En face est expose un couvercle de puits venant de Jerusalem, sur
lequel est grave un long texte. A côte un lutrin provenant d’une eglise
d’Ani est couvert d’ornements raffines et signe du " menuisier Avetik,
fils d’Harout ". Les parchemins ouverts dans la vitrine adjacente
rappellent enfin qu’on peut litteralement lire l’histoire de l’Armenie
en dechiffrant ses recueils de textes sacres, dont la provenance et la
fonction sont toujours precisees. Car c’est une habitude armenienne,
aussi ancienne que durable, que d’inscrire sur un objet, sacre ou
profane, qui l’a fait et qui l’a commandite. Et si l’objet change
de main, son nouveau proprietaire met un point d’honneur a y ajouter
son propre nom.
INSCRIPTION ORNITHOMORPHE
Et c’est l’emotion, tenace, que provoque cette exposition qu’il est
bon de parcourir avec un guide traducteur : ces lettres et ces phrases
venues de si loin evoquent les mains et les pensees de l’etre disparu
qui les a gravees, dessinees ou peintes. On est aussi trouble par
quelques objets d’une tendre beaute, comme cette pierre de cheminee
anthropomorphe, representant une femme aux traits schematiques,
tete ronde, longue robe conique a la manière des vierges espagnoles
ou provencales et sur les bords de laquelle court une inscription
ornithomorphe (en forme d’oiseau).
Quelques objets, montres ici pour la première et probablement dernière
fois de leur histoire, rappellent combien celle des Armeniens fut
riche de drames, d’exil et d’inventivite. L’evangile de Lemberg,
chef-d’oeuvre de graphie et de miniatures peintes au XIIe siècle, est
parti de Cilicie vers la Crimee, la Silesie et bien d’autres contrees
où vivaient des Armeniens. Il arriva dans une bibliothèque de Lvov
(Pologne), pillee durant la seconde guerre mondiale par les nazis et
les Sovietiques.
Cachee par un moine benedictin près de Cracovie, cette bible mythique
etait consideree comme perdue avant que des armenologues ne la
retrouvent par hasard – et qu’elle retourne illico dans le giron du
primat de Pologne, peu preteur. Les amateurs de cartes apprecieront
un autre chef-d’oeuvre, la Tabula Chorographica Armenica, où figurent
tous les etablissements religieux armeniens d’Asie mineure en 1691,
annee où elle fut commandee par un diplomate bolognais. Cette merveille
de precision et d’imagination a ete retrouvee a Bologne en 1991 et
ne devrait plus jamais sortir des archives de la ville italienne.

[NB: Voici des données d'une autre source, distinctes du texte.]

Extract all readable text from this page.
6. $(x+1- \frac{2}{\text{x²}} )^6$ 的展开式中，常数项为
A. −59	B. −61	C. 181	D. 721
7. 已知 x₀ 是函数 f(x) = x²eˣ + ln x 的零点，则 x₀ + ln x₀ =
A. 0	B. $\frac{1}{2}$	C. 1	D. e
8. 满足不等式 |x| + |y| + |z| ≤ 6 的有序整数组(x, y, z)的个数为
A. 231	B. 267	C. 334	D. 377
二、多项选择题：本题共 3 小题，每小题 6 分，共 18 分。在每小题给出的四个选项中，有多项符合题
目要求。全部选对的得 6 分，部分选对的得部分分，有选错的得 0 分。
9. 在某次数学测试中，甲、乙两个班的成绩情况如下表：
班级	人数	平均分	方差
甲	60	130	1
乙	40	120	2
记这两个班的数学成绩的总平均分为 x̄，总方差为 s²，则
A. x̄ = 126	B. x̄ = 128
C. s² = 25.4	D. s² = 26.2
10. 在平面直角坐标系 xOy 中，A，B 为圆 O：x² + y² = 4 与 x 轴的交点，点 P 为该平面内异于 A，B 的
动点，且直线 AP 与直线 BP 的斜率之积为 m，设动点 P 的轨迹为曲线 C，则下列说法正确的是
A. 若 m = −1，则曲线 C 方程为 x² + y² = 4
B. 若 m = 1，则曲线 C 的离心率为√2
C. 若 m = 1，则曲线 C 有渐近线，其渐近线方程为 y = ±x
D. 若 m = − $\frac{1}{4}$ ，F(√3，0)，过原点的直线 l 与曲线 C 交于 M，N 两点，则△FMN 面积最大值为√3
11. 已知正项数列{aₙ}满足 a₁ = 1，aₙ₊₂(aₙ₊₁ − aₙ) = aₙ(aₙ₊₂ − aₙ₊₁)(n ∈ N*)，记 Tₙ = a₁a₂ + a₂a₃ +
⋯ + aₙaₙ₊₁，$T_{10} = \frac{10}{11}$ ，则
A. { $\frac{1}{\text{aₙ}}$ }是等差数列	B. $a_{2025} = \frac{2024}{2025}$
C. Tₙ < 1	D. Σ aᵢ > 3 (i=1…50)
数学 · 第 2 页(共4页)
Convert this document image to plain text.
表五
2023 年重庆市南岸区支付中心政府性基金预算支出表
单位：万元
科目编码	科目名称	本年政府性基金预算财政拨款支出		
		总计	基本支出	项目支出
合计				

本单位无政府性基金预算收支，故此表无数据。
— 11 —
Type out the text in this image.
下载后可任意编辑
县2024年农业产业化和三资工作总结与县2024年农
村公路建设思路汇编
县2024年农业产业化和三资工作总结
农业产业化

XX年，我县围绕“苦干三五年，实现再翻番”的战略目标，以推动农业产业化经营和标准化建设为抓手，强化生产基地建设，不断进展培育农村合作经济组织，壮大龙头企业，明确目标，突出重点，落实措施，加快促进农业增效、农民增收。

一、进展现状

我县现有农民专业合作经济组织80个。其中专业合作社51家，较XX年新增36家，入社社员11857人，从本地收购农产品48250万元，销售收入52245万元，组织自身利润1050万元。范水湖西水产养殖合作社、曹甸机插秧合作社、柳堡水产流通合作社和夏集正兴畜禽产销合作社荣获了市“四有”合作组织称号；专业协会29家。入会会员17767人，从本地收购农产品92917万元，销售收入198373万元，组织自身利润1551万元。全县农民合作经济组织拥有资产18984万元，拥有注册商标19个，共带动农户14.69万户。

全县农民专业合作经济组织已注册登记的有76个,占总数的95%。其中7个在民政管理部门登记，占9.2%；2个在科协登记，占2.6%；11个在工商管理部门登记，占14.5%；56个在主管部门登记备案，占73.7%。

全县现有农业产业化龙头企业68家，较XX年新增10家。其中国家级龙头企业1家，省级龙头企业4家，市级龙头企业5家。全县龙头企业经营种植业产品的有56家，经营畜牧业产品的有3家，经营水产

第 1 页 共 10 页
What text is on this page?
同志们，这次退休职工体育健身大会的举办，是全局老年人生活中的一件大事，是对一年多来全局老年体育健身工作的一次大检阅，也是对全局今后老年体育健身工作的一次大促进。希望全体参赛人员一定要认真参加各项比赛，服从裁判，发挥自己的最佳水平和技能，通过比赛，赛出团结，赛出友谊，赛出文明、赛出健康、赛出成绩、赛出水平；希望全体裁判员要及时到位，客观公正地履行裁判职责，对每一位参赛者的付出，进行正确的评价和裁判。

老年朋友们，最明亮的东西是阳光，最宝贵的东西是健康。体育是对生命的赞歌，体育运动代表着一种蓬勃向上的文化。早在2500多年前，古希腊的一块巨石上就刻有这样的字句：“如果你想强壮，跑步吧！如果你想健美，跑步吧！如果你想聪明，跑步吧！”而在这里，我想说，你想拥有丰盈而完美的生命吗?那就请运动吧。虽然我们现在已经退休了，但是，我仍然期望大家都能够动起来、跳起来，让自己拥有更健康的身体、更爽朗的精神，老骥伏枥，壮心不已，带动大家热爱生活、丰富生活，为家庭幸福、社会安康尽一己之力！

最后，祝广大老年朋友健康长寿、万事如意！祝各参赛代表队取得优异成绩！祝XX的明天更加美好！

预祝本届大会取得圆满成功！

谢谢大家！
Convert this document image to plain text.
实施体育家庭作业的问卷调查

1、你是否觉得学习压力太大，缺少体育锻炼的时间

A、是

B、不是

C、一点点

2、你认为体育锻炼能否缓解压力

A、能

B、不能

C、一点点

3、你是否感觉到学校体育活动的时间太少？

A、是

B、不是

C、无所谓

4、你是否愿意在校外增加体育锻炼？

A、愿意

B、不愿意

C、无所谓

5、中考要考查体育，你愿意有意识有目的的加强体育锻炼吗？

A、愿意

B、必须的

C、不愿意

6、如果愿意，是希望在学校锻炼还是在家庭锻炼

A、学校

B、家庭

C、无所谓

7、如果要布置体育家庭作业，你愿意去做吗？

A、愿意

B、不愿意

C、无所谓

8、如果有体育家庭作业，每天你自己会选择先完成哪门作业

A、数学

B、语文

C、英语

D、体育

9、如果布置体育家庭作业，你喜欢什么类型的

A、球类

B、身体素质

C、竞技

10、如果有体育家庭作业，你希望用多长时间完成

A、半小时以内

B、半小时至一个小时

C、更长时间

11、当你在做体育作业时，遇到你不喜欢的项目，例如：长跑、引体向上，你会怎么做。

Armenie, la magie de l’ecrit.Musee de la Vieille Charite, Marseille.
De 11 heures a 18 heures, ferme lundi. Visites guidees samedi, dimanche
et mercredi, a 15 heures. Jusqu’au 22 juillet. 5 ¤.Catalogue edite
par Somogy/Editions d’art avec l’aide de la Maison armenienne de la
jeunesse et de la culture de Marseille, 49 .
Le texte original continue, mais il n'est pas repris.